The router (R1) connects two different networks. It becomes the gateway between them. This means it allows communication between them (unicast by default). The two networks in the picture have the following addresses:
  1. The network on the left-hand side has the address of 192.168.1.0/24.
  2. The network on the right-hand side has the address of 192.168.2.0/24.
The switches (SW1 and SW2) are transparent in terms of layer 3 communication. Remember? They are layer 2 devices, and do not have a clue what IP addresses are.

Finally we have two computers. PC1 belongs to the network 192.168.1.0/24, PC2 belongs to the network 192.168.2.0/24. Both have the same host identifier in the last byte of their IP address: 1. But their network portion of IP address is different. As a result of that the belong to two different networks. Just like two Mr. Smiths who live in two different houses on two different streets of the same town.

PC1: 192.168.1.1/24
PC2: 192.168.2.1/24

Have you noticed that the third octed (from the left) has different number? That makes the network portions of these two addresses unique.
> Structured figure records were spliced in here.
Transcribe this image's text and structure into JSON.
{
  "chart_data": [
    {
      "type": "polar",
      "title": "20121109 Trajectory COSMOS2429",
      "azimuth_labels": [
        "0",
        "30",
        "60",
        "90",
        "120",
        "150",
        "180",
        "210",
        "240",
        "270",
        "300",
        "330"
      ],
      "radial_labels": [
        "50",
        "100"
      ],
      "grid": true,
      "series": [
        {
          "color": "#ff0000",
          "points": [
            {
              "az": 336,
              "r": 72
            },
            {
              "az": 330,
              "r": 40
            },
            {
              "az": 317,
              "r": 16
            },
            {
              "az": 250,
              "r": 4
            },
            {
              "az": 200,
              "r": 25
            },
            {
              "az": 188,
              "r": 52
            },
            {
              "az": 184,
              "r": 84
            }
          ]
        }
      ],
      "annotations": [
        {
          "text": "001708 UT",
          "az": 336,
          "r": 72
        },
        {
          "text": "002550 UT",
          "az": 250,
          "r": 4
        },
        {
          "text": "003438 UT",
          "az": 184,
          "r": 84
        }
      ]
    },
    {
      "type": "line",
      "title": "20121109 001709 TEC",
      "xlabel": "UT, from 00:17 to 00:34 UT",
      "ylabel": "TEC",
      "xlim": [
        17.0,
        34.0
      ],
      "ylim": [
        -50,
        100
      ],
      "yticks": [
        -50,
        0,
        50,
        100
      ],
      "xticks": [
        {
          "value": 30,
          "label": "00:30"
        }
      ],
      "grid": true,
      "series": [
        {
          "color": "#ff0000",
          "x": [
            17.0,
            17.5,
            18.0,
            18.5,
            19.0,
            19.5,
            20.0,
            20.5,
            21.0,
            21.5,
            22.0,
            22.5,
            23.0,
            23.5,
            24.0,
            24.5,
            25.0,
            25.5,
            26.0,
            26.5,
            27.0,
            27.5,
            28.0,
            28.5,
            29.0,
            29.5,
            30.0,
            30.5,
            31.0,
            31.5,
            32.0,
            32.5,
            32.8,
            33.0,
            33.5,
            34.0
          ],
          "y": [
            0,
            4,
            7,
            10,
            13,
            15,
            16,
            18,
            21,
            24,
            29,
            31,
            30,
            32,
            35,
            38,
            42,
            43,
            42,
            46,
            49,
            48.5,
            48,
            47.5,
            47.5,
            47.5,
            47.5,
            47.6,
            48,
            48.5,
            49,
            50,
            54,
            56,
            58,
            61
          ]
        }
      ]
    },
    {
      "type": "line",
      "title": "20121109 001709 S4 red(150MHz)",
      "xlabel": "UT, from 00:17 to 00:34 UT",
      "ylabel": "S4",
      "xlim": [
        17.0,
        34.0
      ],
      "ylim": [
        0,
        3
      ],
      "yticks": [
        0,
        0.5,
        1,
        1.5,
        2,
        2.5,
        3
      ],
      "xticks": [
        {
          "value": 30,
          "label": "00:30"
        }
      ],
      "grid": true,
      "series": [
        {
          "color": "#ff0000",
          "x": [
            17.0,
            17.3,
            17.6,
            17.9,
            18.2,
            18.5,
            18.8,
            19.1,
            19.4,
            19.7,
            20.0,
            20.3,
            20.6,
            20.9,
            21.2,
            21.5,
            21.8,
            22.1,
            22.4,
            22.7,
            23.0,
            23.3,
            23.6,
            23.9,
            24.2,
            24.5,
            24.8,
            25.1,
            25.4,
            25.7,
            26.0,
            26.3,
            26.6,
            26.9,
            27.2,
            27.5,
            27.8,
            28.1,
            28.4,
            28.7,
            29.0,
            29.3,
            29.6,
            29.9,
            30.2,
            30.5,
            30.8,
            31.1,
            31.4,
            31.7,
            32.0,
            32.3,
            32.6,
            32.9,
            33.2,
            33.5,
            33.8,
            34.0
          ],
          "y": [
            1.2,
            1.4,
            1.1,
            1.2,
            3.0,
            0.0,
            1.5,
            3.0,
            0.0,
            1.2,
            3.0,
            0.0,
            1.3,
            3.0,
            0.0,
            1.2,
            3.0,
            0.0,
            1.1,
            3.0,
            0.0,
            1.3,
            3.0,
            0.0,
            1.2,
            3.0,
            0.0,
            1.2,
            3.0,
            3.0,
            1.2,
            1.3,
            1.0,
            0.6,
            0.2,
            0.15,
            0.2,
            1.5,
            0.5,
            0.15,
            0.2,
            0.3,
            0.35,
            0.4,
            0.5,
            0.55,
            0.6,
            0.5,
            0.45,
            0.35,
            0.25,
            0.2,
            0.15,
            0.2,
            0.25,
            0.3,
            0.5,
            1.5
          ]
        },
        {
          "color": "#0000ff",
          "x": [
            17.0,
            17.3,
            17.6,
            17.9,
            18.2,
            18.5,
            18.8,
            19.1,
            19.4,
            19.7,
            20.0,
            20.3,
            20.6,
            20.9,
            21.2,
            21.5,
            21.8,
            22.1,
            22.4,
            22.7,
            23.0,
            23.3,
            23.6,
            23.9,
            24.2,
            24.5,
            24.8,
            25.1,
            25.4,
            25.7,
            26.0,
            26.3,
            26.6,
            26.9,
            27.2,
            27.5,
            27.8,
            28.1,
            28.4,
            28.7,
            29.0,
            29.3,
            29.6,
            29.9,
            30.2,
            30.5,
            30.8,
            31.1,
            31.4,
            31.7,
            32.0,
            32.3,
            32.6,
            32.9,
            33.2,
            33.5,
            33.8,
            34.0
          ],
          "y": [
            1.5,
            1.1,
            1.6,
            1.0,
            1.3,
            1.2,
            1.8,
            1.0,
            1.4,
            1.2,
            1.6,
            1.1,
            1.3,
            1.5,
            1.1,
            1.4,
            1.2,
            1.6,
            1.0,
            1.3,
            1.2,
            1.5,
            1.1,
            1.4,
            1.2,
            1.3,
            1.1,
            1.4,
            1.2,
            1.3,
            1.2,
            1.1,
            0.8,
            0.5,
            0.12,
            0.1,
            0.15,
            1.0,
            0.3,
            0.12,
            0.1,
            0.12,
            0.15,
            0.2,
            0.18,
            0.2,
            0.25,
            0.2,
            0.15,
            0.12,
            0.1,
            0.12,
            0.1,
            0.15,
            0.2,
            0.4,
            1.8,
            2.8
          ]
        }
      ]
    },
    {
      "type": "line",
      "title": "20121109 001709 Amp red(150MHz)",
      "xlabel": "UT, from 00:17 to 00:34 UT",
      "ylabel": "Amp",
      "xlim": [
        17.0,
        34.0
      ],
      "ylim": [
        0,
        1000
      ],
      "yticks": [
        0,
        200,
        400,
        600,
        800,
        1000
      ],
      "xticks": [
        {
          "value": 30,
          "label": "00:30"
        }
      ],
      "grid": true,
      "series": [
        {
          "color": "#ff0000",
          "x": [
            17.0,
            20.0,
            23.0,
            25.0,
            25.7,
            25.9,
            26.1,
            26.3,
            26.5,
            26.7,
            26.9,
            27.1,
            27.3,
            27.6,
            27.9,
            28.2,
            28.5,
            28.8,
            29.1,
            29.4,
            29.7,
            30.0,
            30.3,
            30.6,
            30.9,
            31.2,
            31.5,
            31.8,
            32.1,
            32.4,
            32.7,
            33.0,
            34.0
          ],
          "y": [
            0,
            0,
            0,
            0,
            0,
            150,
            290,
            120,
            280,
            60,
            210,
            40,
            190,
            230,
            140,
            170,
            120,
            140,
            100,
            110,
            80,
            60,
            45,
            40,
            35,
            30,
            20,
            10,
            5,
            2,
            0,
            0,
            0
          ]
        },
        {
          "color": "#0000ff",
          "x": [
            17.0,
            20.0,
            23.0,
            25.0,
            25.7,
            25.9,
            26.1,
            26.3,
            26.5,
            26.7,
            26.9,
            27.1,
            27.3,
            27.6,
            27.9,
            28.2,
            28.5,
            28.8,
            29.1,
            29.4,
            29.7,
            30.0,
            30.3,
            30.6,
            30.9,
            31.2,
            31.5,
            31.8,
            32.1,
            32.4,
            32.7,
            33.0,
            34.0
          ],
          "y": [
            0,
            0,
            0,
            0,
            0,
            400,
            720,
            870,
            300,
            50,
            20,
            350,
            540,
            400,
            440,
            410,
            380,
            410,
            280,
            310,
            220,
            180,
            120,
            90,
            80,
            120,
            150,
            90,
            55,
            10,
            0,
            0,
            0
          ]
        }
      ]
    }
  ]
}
What does this /24 mean in the address?

As you already know the netmask separates a network from a host portion of the address. Both IP addresses and their network mask are presented in the decimal notation with the length of network mask (/24). Yes, the shortcut /24 means, that the network mask is twenty four bits in length. This in turn, means that the first twenty four bits of the IP address is the network portion. The remaing eight bits are the host address in the network. Check it out below.

Pic. 2 - PC1 address with the netmask 24 bits (/24).



Looking at the binary, we see that /24 = 255.255.255.0.
If we convert 255.255.255.0 into binary we get twenty four 1s in the network mask, giving us three bytes of the network address. The remaining eight bits in the network mask are all 0s. This way, the last byte (8 bits) becomes the host identifier int the network 192.168.1.0.

Interestingly enough, many moons ago, there were no networks mask in use. So, how on Earth, did the devices know which bits of IP address were network bits and which were the host bits? The designers of IP addresses divided IP addresses into five different classes. The first byte of any IP address (on the left) determined which class an IP belonged to and how many bits of the address were network bits. Today, this is known as the first octet rule.

IP Address Classes
The value of the first byte in the IP address determines its class (the first byte on the left-hand side).
  • Class A - values 0 through 127
  • Class B - values 128 through 191
  • Class C - values 192 through 223
  • Class D - (multicast) - values 224 through 239
  • Class E - (experimental) - values 240 through 255
This stems from the fact that some assumptions have been made regarding the most significant bits in the first octet (byte). The below table shows (in red) these bit reservations. They are fixed in the class and cannot be changed.

Pic. 3 - IP Address Classes.
As the result of such reservations in class A, class B and class C, one two and three bits respectively, the decimal values of the first octet are as follows (pic. 4).

Pic. 4 - IP Adress Classes and First Octet Rule.

This way, devices could easily determine which class of IP address the deal with by looking at its first byte (Pic. 4). Knowing which class the IP address belonged to help them determine which bits described network address, and which bits denoted a host in the network (Pic. 3 highlighted in green).

Fast forward to the present day. We still use the concept of IP address classes. And as such we refer to the so called: natural network mask (length).
  • Class A - Natural network mask length = 8 bits (/8) or, 255.0.0.0
  • Class B - Natural network mask length = 16 bits (/16) or, 255.255.0.0
  • Class C - Natural network mask length = 24bits (/24) or, 255.255.255.0
I would like to finish this post with one last observation. If your IP address uses the natural network mask length given the class (A, B, or C), we call this address a network address.

If your IP address uses the network mask length longer than the natural network mask used by this class, we call this IP address a subnet.